New genetic analysis finds clues to animal origin of COVID outbreak

The World Health Organization on Friday called on Chinese health authorities to release the genetic sequences of SARS-CoV-2 that the country recently removed from an international database, after an analysis of the data found. that it has provided new clues that may point to the origin of an animal. Covid-19 global outbreak.

The request comes after a group of scientists outside China analyzed the genetic sequence of the SARS-CoV-2 virus that was initially posted late last month. GISAID Database By China’s Center for Disease Control and Prevention. The database is a site where scientists around the world can access and share genetic sequences and other data.

The data comes from samples taken around Wuhan’s Huanan Animal Market in early 2020, which The investigation US and Chinese officials had pointed to this as a possible initial epicenter of the outbreak.

Analysis of these samples found “molecular evidence” of animals such as raccoon dogs in the market that mixed in with the bushes from the same places that caused the release of the virus in the market itself.

Raccoons are a species susceptible to SARS-CoV-2 infection and can potentially act as an intermediate host, transmitting the virus to humans from bats or another source. However, the samples only indicate that both the raccoon dog and the virus were on the market. This is not direct evidence that the species had a carrier.

Raccoon dog - file photo
File photo of a raccoon dog

Arterra/Universal Images Group via Getty Images

“We need to clarify that the virus has not been identified in any animals on the market or in animal samples from the market, nor have we actually found animals that have infected humans. What it does That provides clues. We understand what might have happened,” WHO’s Maria von Kerkhof told reporters on Friday about the findings.

The new data came on Tuesday as the WHO’s Scientific Advisory Group on the Origin of Novel Pathogens presented its analysis to international scientists, as well as Chinese CDC researchers who initially Data was posted.

It is unclear why China’s CDC later requested the removal of the sequences they originally posted on GISAID last month or why they waited three years to release the data.

“We have been told by GISAID that the China CDC data is being updated and expanded. But again, we have directly requested the China CDC to Make the data completely accessible. And so it’s absolutely fundamental,” said von Kerkhoff.

The data were initially posted by Chinese researchers last year as part of work on a publication initially released as a preprint, he said.

Released by China CDC researchers. A preprint Last year, which is now “under review”, it concluded that the Huanan market “may have acted as an amplifier” for the spread of the virus introduced into the market by humans.

George Gao, lead author of the preprint and former head of the Chinese CDC, played down the significance of the new analysis. To Science Magazine. “It was found that there was illegal trade in animals and that’s why the market was closed immediately,” Gao said.

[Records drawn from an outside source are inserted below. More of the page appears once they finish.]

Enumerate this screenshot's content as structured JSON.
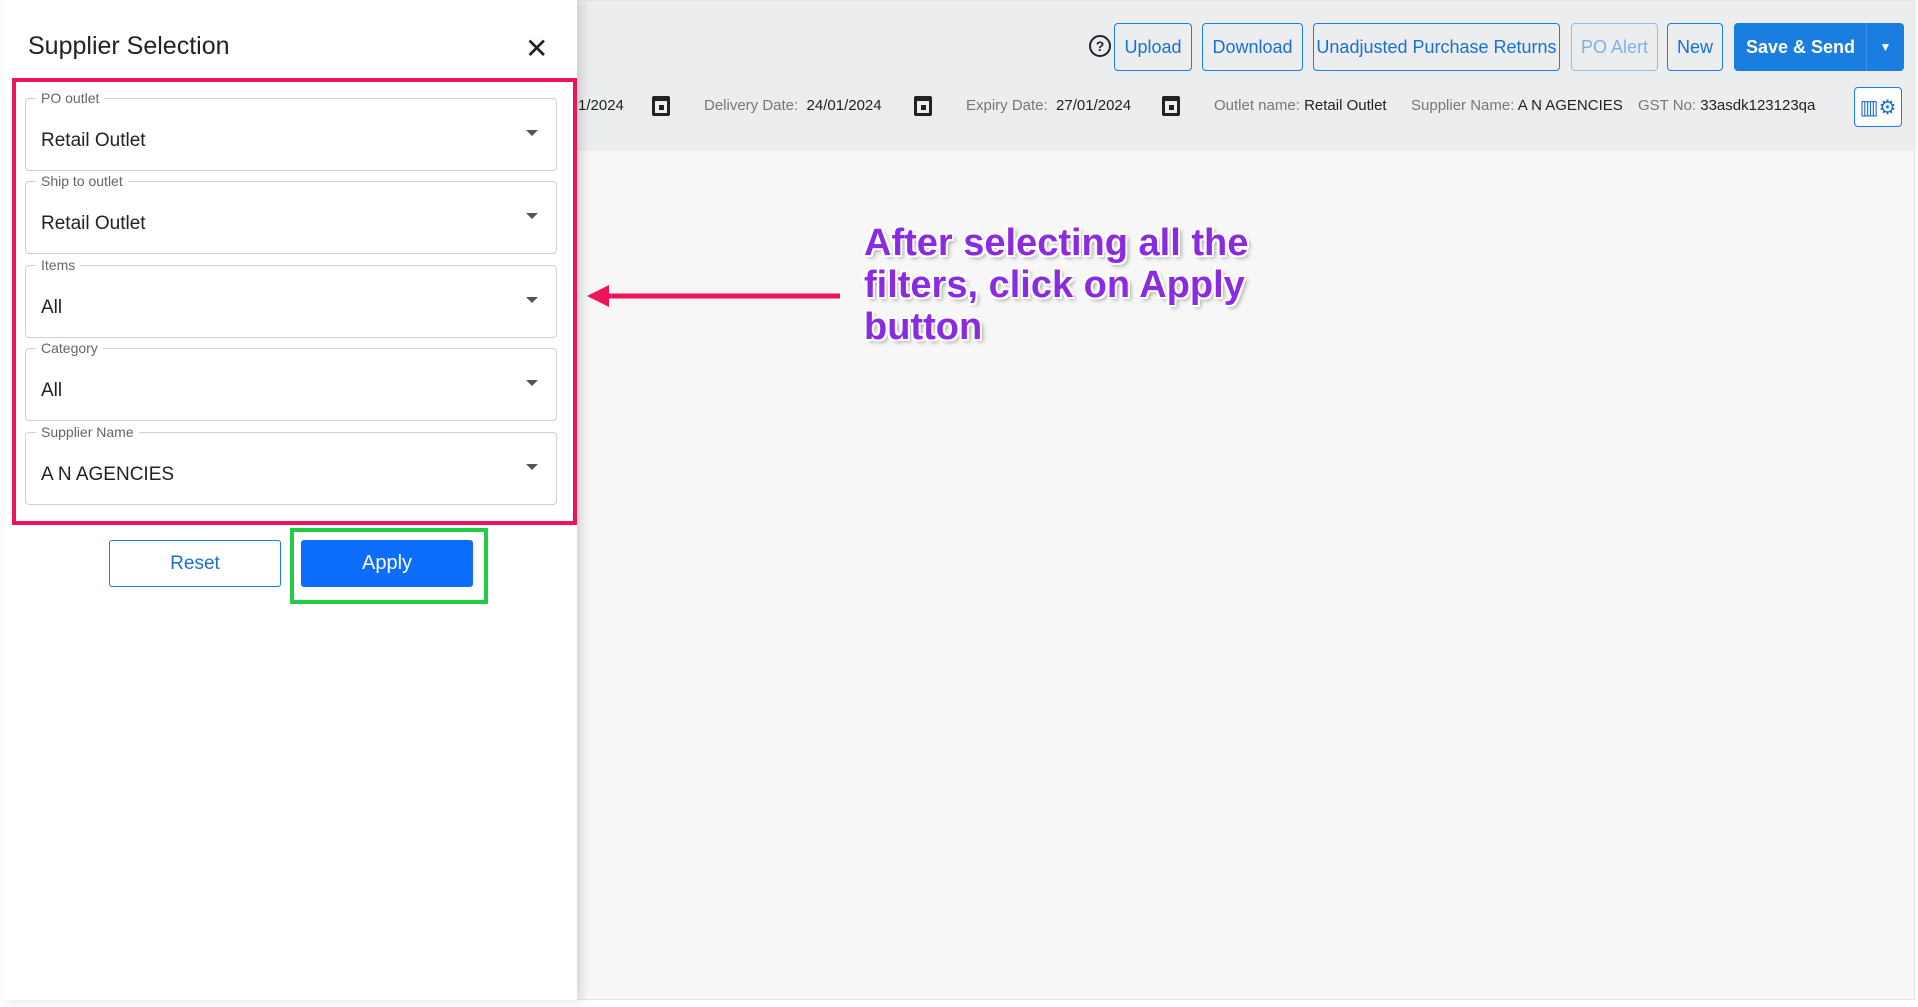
{
  "toolbar": {
    "upload": "Upload",
    "download": "Download",
    "unadjusted": "Unadjusted Purchase Returns",
    "po_alert": "PO Alert",
    "new": "New",
    "save_send": "Save & Send"
  },
  "info": {
    "order_date_partial": "1/2024",
    "delivery_label": "Delivery Date:",
    "delivery_value": "24/01/2024",
    "expiry_label": "Expiry Date:",
    "expiry_value": "27/01/2024",
    "outlet_label": "Outlet name:",
    "outlet_value": "Retail Outlet",
    "supplier_label": "Supplier Name:",
    "supplier_value": "A N AGENCIES",
    "gst_label": "GST No:",
    "gst_value": "33asdk123123qa"
  },
  "panel": {
    "title": "Supplier Selection",
    "fields": [
      {
        "label": "PO outlet",
        "value": "Retail Outlet"
      },
      {
        "label": "Ship to outlet",
        "value": "Retail Outlet"
      },
      {
        "label": "Items",
        "value": "All"
      },
      {
        "label": "Category",
        "value": "All"
      },
      {
        "label": "Supplier Name",
        "value": "A N AGENCIES"
      }
    ],
    "reset": "Reset",
    "apply": "Apply"
  },
  "annotation": "After selecting all the filters, click on Apply button",
  "colors": {
    "accent": "#1a7de0",
    "highlight_red": "#f0145a",
    "highlight_green": "#22cc44",
    "annotation": "#8a2be2"
  }
}
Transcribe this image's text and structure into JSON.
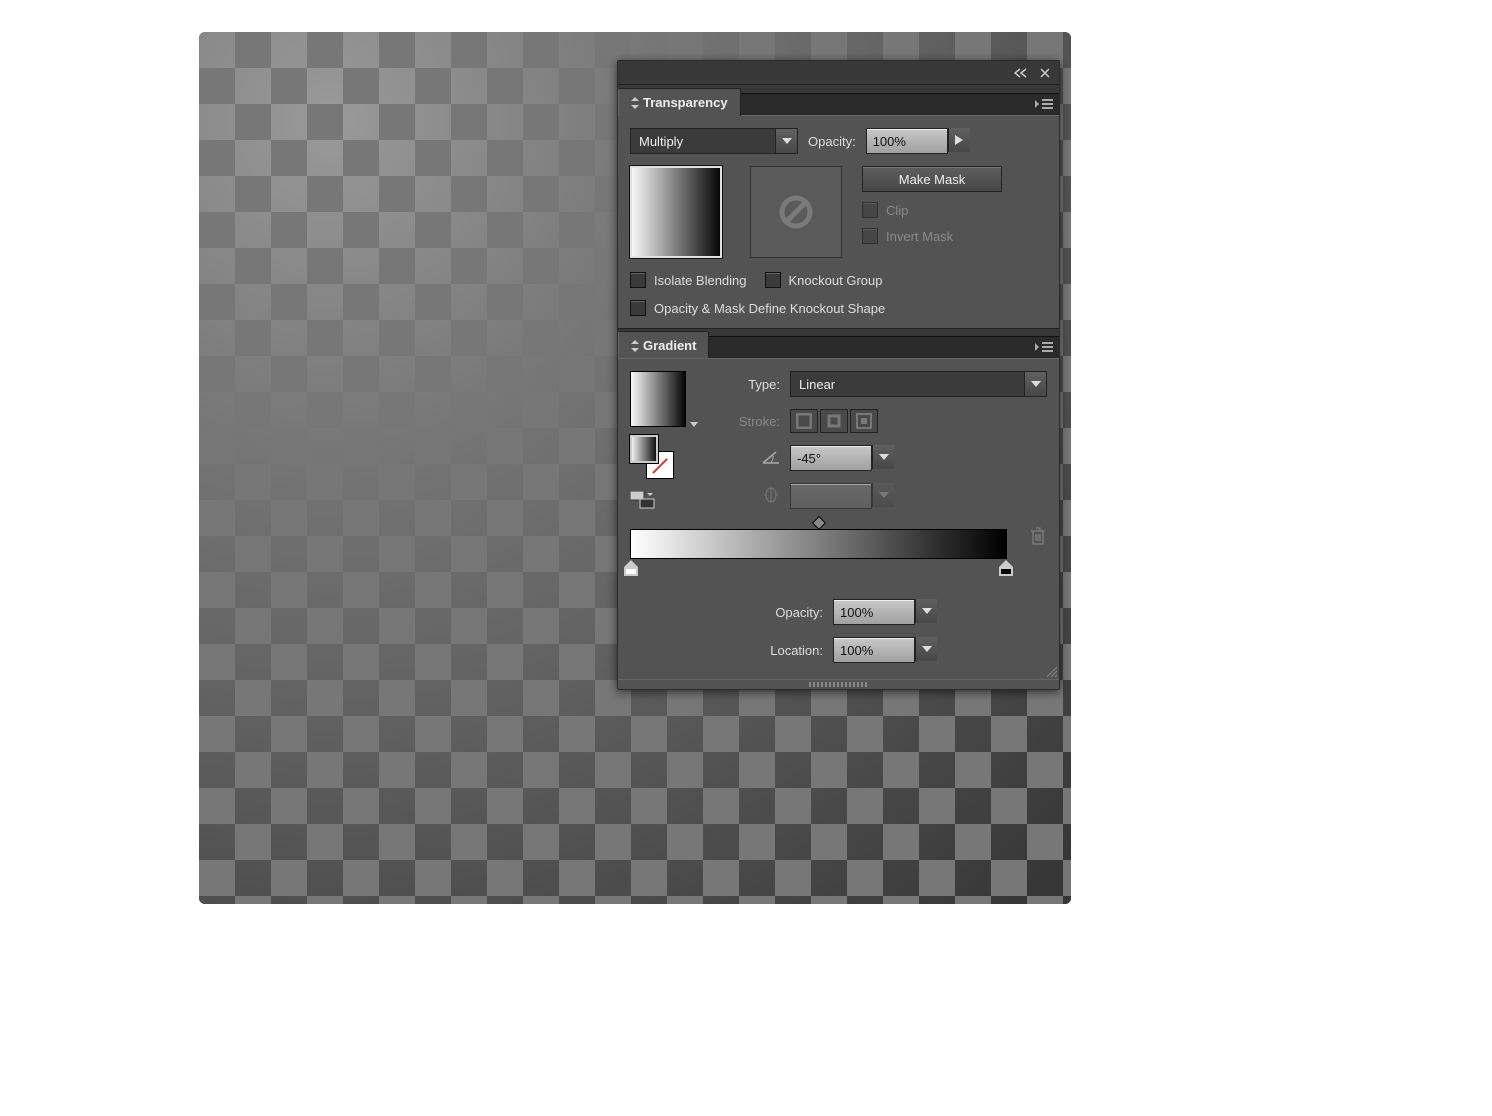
{
  "panel_titles": {
    "transparency": "Transparency",
    "gradient": "Gradient"
  },
  "transparency": {
    "blend_mode": "Multiply",
    "opacity_label": "Opacity:",
    "opacity_value": "100%",
    "make_mask": "Make Mask",
    "clip": "Clip",
    "invert_mask": "Invert Mask",
    "isolate_blending": "Isolate Blending",
    "knockout_group": "Knockout Group",
    "opacity_mask_define": "Opacity & Mask Define Knockout Shape"
  },
  "gradient": {
    "type_label": "Type:",
    "type_value": "Linear",
    "stroke_label": "Stroke:",
    "angle_value": "-45°",
    "aspect_value": "",
    "stop_opacity_label": "Opacity:",
    "stop_opacity_value": "100%",
    "stop_location_label": "Location:",
    "stop_location_value": "100%",
    "stops": [
      {
        "position_pct": 0,
        "color": "#ffffff"
      },
      {
        "position_pct": 100,
        "color": "#000000"
      }
    ],
    "midpoint_pct": 50
  }
}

Gao declined to comment on why the order was initially posted and then taken down, deferring comment to GISAID. GISAID did not immediately return a request for comment.

Questions remain unanswered about the new analysis, which was reported earlier. By the Atlantic Ocean. For example, von Kerkhoff declined to provide additional details about how and which other animals were identified in the sequence analysis, deferring comment to the researchers.

French scientist Florence Debare, named by The Atlantic as the researcher who initially noticed the streak, did not respond to a request for comment.

On TwitterDébarre wrote that he was “not planning to share the findings before our report is complete. Completing the report is my current priority.”

But even if Chinese health officials reposted the sequences removed from GISAID, von Kerkhof cautioned that much more research would be needed to understand whether the origins of COVID-19 could be traced back to marketed products. Can be definitively linked to animals.

“We have repeatedly asked for studies in Wuhan and Hubei and other markets across China. We have repeatedly asked for studies to bring these animals back to their source farms so we can go back in time. can and actually look to see where the animals came from and if any testing was done,” Van Kerkhof said.

While scientists have discovered Evidence that suggests The possibility that COVID-19 was zoonotic in origin — that the virus originated from animals that infect humans, like previous viruses — suggested some elements of the U.S. intelligence community. What is the conclusion? that it is plausible that the pandemic originated from a laboratory accident;

“Based on my initial analysis of the data, I believed, and I still believe today, that this indicates that COVID 19 was the result of an accidental lab leak as a result of a naturally occurring outbreak. “Dr. Robert Redfield, director of the CDC, a former administration in the Trump administration, said one Hearing sponsored by House Republicans earlier this month.

In an interview with CBS News on Thursday, Dr. Anthony Fauci, who helped lead the U.S. response to the pandemic, said it’s possible we may never have a definitive answer to the question of the origin of COVID. could

“There’s really no conclusive evidence,” he said. “We may never know definitively and definitively.”